Doing the minimum-cost solution will usually get you very close to the minimum-size solution automatically, since you’ve already crammed everything around one arm. This is probably the hardest category if you want to be literally optimal, but I was often in the top bucket by accident.
I think they should have had players optimize for something like “rental cost” where you pay for (components + space) multiplied by running time, so that you have to compromise between the different goals instead of just doing one at a time.
Wow, that sounds like those games really were way too easy for you. That said, after reading your comment, I can’t help but think that you’re obviously not the target audience for these games. A popular programming-style game marketed at gamers was unlikely to challenge a career programmer, otherwise it would’ve never gotten popular in the first place. For people like you, maybe code competition websites are more suitable?

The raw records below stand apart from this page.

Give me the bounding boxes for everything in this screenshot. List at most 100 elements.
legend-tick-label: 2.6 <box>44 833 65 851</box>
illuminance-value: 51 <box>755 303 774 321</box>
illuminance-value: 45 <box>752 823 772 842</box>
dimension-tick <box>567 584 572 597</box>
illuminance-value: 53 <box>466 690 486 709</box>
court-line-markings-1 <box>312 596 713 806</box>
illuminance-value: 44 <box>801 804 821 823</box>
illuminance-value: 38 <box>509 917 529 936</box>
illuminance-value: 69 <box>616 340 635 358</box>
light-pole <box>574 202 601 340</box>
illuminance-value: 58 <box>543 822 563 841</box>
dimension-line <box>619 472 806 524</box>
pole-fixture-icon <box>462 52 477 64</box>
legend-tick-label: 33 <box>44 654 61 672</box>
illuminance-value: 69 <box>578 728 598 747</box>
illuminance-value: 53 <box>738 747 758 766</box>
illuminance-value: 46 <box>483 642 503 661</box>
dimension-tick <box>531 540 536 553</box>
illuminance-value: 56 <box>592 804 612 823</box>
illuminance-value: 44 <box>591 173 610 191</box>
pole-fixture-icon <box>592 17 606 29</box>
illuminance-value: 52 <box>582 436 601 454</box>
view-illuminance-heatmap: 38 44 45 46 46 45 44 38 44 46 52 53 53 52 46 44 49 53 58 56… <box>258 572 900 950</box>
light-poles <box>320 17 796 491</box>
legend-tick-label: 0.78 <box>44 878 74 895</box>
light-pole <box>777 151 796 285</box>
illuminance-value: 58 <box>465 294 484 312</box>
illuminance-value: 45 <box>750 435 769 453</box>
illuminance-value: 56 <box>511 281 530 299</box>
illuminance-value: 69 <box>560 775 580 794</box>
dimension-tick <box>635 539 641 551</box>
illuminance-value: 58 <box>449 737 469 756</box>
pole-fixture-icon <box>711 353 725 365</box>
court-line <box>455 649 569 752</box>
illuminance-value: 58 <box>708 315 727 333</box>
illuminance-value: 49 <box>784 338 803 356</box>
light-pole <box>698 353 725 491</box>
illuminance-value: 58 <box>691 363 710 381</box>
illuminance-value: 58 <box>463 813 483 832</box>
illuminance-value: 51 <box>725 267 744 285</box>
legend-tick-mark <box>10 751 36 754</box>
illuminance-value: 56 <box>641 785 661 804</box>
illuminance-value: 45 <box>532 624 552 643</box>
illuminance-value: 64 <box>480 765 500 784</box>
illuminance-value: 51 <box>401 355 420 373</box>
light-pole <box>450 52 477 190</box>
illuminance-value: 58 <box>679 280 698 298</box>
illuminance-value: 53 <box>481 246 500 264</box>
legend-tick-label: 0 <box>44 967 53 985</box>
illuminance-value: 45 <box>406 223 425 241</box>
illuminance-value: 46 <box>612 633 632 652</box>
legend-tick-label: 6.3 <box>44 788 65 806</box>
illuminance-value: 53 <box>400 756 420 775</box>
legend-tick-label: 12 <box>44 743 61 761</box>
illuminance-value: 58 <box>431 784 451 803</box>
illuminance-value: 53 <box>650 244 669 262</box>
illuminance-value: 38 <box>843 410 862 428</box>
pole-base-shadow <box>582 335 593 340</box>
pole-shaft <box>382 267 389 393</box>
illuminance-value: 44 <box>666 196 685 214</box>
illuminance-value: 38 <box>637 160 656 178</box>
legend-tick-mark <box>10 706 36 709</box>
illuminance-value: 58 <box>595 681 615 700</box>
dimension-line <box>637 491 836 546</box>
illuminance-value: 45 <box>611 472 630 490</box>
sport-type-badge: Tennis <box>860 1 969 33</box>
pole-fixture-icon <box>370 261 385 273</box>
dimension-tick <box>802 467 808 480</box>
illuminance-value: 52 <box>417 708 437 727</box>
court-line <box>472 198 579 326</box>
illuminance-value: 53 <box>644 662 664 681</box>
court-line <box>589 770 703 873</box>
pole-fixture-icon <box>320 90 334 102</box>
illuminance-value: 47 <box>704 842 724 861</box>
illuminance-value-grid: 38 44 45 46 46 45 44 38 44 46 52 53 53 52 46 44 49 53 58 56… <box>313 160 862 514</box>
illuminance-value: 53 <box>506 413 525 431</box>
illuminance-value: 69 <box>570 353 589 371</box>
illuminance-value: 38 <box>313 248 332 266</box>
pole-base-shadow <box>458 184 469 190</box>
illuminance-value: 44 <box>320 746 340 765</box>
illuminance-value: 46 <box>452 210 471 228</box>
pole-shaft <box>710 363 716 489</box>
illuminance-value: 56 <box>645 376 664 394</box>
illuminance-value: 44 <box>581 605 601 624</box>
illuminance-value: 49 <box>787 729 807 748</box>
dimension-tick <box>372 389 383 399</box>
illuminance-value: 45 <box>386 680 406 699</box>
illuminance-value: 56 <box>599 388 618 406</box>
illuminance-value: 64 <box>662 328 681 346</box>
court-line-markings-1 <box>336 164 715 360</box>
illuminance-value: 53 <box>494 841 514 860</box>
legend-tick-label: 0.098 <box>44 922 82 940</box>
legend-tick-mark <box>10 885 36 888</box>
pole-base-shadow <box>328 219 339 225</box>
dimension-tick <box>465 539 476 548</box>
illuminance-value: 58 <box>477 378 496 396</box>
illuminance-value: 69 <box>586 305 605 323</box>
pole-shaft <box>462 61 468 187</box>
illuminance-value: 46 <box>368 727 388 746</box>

That’s definitely not Zachtronics, at least any of the games I’ve played. If that game exists it would be pretty awesome—although probably even more niche than Zachtronics games (which weren’t too niche to support the makers for a decade+, granted).
Programming is my career. I didn’t find the leaderboards very challenging; I especially noticed this in Opus Magnum, which I partially blame on them picking boring optimization targets. I typically picked one category to optimize on my first play of the level, and often tied the best score for that category on my first try.
Your realization that the fastest cycle time would be limited by the max input or output speed is something that I figured out immediately; once you’re aware of it, reaching that cap is basically just a matter of parallelization. Hitting the exact best possible “warm-up” time to produce the first output wasn’t completely trivial, but getting in the top bucket of the histogram was usually a breeze for me.
Optimizing cost is even simpler. You can put a lower bound on the cheapest possible cost by listing the obviously-necessary components (e.g. if the output has a bond that the inputs don’t then you need at least one bonder), then calculating the shortest possible track that will allow a single arm to use all of those, then checking whether it’s cheaper to replace the track with an extending arm instead. As far as I can recall, I didn’t find a single level where it was difficult to hit that lower bound once I’d calculated it; doing the entire level with only 1 arm is sometimes a bit tedious but it’s not actually complicated.
Doing the minimum-cost solution will usually get you very close to the minimum-size solution automatically, since you’ve already crammed everything around one arm. This is probably the hardest category if you want to be literally optimal, but I was often in the top bucket by accident.
I think they should have had players optimize for something like “rental cost” where you pay for (components + space) multiplied by running time, so that you have to compromise between the different goals instead of just doing one at a time.
Wow, that sounds like those games really were way too easy for you. That said, after reading your comment, I can’t help but think that you’re obviously not the target audience for these games. A popular programming-style game marketed at gamers was unlikely to challenge a career programmer, otherwise it would’ve never gotten popular in the first place. For people like you, maybe code competition websites are more suitable?
I suppose I was hoping for a programming-based puzzle game, with some new clever insight required to solve each level, rather than pure programming.
That’s definitely not Zachtronics, at least any of the games I’ve played. If that game exists it would be pretty awesome—although probably even more niche than Zachtronics games (which weren’t too niche to support the makers for a decade+, granted).